Em Ponte de Lima, uma bela vila que teima em não querer ser cidade, a escolha é grande. Com tempo, descubra nos arredores (porque dá algum trabalho, no caminho para a Madalena) o extraordinário Bocados, pode ir à confiança à Carvalheira, em Arcozelo (do outro lado da ponte), o belo Açude, sobre o rio, não desilude e, para o sarrabulho, tem sempre os dois vizinhos concorrentes, o Manuel Padeiro e a Encanada. O clássico Gaio também permanece em forma, tendo mudado de geografia. Mas eu ainda tenho saudades das portas de vai-e-vem da Clara Penha (quem se lembra?).
Que resta ainda do Minho?
Quem vai na estrada de Braga em direção a Chaves, no lado contrário a Póvoa do Lanhoso, encontrará o Victor, em S. João do Rei, com o seu famoso bacalhau. Mais a ocidente, na estrada que sai de Amares (onde o Milho Rei decaiu) para o Gerês (onde não se come!), é famoso o restaurante da Pousada, em Santa Maria do Bouro, com a sua mesa de doçarias (perto, havia o velho e imenso Abadia, mas perdi-lhe o rasto, há uns bons anos). Em Terras de Bouro, o Abocanhado é uma excelente opção, como o é o Torres, numa periferia de Vila Verde.

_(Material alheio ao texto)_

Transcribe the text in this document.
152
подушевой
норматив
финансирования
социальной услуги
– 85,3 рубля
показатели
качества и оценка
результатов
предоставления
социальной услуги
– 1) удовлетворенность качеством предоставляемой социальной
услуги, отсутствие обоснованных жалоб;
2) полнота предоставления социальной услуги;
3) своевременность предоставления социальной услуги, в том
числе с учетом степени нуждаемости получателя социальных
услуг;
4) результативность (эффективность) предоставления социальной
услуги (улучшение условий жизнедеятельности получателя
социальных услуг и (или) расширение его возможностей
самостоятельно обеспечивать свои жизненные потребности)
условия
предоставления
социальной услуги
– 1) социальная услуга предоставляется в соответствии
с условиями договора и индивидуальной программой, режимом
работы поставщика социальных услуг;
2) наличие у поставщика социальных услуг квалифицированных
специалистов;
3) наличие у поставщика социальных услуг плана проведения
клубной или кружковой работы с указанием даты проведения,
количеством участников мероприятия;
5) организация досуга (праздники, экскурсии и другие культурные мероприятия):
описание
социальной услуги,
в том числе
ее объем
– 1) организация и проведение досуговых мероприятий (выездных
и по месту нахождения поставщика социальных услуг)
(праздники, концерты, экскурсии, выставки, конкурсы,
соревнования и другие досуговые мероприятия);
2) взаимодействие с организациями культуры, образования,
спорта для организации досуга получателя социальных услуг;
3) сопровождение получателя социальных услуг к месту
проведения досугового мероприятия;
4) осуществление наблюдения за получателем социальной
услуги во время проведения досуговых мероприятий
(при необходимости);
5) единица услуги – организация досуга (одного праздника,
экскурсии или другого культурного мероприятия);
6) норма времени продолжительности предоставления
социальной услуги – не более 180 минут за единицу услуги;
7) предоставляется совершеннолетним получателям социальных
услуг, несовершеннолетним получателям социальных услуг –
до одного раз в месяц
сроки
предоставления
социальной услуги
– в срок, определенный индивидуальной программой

Lembremos ainda o Conselheiro, em Paredes de Coura, onde a clássica Miquelina já está longe de ser o que era. E também o já antigo Bar do Rio, em Ponte da Barca, onde me falam (embora sem grande entusiasmo) da Casa Real Fonte Velha, que ainda não conheço. Mais acima, nos Arcos de Valdevez, costumo visitar, com agrado, o Grill Costa do Vez, mas dizem-me que também se come bem no Matadouro. Em direção ao norte, no Soajo, o Espigueiro costuma ser de confiança.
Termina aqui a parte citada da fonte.